Komisi VII DPR RI Dukung Revitalisasi Istana Siak dan UMKM
Komisi VII DPR RI reses ke Siak, bahas revitalisasi Istana Siak dan penguatan UMKM. Aspirasi Bupati Siak akan ditindaklanjuti ke kementerian terkait.
JAGOK.CO – SIAK – Dalam rangka pelaksanaan kunjungan kerja masa reses, Anggota Komisi VII DPR RI melakukan kunjungan resmi ke Kabupaten Siak, Provinsi Riau. Kunjungan ini disambut langsung oleh Bupati Siak, Afni, di Kantor Bupati Siak pada Jumat (25/7/2025), sebagai bentuk apresiasi terhadap perhatian legislatif pusat terhadap daerah.

Dalam pertemuan tersebut, Bupati Siak Afni menyampaikan ucapan selamat datang serta rasa terima kasih kepada para anggota Komisi VII DPR RI yang telah memilih Kabupaten Siak sebagai lokasi pelaksanaan agenda reses.
“Atas nama Pemerintah Kabupaten Siak dan masyarakat, kami mengucapkan terima kasih kepada Komisi VII DPR RI yang telah hadir langsung di Siak. Ini merupakan kehormatan sekaligus momentum penting untuk menyampaikan berbagai usulan strategis bagi pembangunan daerah,” tutur Bupati Afni saat menyambut rombongan di Ruang Rapat Raja Indra Pahlawan.

Salah satu poin utama yang disampaikan Bupati Afni adalah kondisi Istana Siak Sri Indrapura yang saat ini memerlukan perhatian serius dari pemerintah pusat, khususnya dalam hal revitalisasi dan pelestarian warisan sejarah dan budaya Melayu.
“Kondisi Istana Siak saat ini sangat memprihatinkan. Banyak bagian atap yang bocor dan struktur bangunan yang mulai rusak.
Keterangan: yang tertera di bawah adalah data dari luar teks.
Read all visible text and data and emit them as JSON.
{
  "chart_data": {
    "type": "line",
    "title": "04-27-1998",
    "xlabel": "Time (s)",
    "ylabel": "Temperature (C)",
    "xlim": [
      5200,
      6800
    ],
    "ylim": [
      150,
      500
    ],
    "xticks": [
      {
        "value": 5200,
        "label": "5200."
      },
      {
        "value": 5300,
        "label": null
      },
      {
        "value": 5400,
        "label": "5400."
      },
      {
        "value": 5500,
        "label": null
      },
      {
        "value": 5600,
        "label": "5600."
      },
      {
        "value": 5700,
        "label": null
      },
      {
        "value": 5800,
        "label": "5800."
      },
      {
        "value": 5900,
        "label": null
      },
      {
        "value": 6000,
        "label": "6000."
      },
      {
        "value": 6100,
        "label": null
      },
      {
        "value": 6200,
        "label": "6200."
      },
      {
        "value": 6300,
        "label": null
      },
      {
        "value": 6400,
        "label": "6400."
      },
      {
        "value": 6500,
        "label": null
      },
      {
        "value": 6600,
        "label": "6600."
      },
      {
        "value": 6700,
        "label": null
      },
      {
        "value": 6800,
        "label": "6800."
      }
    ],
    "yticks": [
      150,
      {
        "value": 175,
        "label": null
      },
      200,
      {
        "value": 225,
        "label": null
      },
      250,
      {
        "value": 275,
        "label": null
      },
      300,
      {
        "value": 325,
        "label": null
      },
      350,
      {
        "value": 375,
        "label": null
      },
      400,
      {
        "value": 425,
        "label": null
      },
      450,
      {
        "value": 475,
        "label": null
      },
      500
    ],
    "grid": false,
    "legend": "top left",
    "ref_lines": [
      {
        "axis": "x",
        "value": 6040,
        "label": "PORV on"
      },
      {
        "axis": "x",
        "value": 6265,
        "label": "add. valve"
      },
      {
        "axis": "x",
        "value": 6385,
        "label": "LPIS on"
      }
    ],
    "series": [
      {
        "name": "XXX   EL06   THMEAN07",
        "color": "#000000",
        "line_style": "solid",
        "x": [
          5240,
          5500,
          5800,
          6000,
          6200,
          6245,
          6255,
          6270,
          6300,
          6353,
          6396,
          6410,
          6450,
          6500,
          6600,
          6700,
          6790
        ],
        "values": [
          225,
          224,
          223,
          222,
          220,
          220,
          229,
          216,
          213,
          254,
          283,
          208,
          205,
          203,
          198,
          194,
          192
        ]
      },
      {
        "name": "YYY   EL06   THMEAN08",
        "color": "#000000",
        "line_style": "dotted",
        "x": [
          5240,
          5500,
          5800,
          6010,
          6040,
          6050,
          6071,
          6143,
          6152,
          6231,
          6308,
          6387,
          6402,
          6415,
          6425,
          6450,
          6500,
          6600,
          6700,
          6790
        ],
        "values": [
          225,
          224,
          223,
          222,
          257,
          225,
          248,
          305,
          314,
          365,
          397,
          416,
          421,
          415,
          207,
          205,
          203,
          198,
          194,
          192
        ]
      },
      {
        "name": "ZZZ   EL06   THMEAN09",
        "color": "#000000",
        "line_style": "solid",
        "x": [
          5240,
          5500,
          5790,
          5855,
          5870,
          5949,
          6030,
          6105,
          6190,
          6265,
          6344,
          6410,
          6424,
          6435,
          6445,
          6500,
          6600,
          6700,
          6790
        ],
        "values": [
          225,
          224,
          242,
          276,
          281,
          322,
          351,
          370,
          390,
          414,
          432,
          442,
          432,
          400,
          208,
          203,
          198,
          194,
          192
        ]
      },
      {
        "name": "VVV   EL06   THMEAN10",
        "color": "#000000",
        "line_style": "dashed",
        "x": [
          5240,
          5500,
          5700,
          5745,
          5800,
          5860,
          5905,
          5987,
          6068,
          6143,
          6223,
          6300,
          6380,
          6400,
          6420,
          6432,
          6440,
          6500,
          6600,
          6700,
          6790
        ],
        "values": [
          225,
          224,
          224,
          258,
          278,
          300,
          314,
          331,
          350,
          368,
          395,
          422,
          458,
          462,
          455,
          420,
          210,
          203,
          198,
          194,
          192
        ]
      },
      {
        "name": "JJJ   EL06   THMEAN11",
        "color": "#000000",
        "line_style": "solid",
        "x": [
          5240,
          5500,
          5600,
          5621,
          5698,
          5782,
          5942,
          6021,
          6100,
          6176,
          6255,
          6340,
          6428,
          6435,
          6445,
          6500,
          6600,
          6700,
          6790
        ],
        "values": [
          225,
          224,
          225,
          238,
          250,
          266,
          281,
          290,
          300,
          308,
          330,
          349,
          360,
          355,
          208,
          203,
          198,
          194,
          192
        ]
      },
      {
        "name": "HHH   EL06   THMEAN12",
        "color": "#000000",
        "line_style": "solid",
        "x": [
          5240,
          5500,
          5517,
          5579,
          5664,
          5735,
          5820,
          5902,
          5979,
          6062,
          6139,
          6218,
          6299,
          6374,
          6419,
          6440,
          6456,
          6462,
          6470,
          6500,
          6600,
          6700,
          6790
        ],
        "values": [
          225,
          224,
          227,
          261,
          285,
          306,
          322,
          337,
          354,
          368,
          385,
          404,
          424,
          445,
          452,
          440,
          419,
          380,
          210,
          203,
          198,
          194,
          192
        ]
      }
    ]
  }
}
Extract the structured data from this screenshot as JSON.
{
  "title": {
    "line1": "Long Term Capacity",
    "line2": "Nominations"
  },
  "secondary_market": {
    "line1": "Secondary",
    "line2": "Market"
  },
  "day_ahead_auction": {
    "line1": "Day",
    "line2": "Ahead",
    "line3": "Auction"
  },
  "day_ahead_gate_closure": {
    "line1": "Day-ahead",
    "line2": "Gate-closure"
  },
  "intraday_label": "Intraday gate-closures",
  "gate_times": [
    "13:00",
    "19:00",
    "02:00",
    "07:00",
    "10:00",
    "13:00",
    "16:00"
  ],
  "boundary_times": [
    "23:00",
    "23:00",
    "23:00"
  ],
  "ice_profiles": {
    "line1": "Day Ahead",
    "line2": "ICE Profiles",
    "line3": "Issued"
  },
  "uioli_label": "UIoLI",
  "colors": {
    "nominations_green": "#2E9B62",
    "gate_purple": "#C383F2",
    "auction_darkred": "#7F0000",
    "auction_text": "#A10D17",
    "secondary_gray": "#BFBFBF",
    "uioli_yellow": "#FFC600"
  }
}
Kami sangat berharap adanya perhatian dari Komisi VII DPR RI dan pemerintah pusat untuk segera melakukan pemugaran. Istana ini adalah ikon sejarah dan kebanggaan Provinsi Riau, serta aset penting dalam sektor pariwisata nasional,” ujar Afni.

Selain itu, Bupati Siak juga menyoroti pentingnya dukungan terhadap pengembangan Usaha Mikro, Kecil, dan Menengah (UMKM) di Kabupaten Siak. Menurutnya, pelatihan keterampilan serta dukungan akses permodalan bagi pelaku UMKM merupakan langkah penting untuk menggerakkan ekonomi lokal.
“Dengan adanya pelatihan yang menyasar peningkatan kualitas produk dan desain kemasan, kami optimistis UMKM Siak akan mampu bersaing di pasar regional maupun nasional. Hal ini tentu akan berdampak langsung pada peningkatan kesejahteraan masyarakat pelaku UMKM,” tegasnya.

Menanggapi hal tersebut, Ketua Tim Reses Komisi VII DPR RI, Dr. H. Saleh Partaonan Daulay, menyampaikan apresiasi atas paparan dari Bupati Siak dan menegaskan bahwa pihaknya akan segera menindaklanjuti aspirasi yang disampaikan.
“Dalam kunjungan reses kali ini, kami turut membawa serta sejumlah mitra kerja dari berbagai kementerian terkait. Apa yang disampaikan Ibu Bupati, baik terkait revitalisasi Istana Siak maupun pengembangan UMKM, akan kami sampaikan secara resmi dan akan kami kawal agar mendapat perhatian khusus,” terang Saleh.

Ia menambahkan, sebagai wakil rakyat, Komisi VII DPR RI memiliki tanggung jawab untuk memperjuangkan dan mengawal seluruh aspirasi dari daerah, termasuk dari Pemerintah Kabupaten Siak dan masyarakatnya.
“Siak memiliki potensi luar biasa di sektor sejarah, pariwisata, dan budaya Melayu. Potensi ini harus dikelola secara profesional dan berkelanjutan oleh pemerintah daerah agar dapat menjadi lokomotif pembangunan dan sumber kesejahteraan rakyat,” ujar anggota DPR RI dari Dapil Sumatera itu.

Terkait proposal revitalisasi Istana Siak yang diserahkan langsung oleh Bupati Siak, Saleh memastikan pihaknya akan segera menindaklanjuti ke kementerian teknis yang membidangi.
“Kami sudah menerima dokumen resmi pengajuan revitalisasi Istana Siak. Ini akan menjadi salah satu prioritas yang kami dorong kepada pemerintah pusat, karena tidak banyak istana di Indonesia yang masih berdiri kokoh dan sarat nilai sejarah seperti Istana Siak ini,” pungkasnya.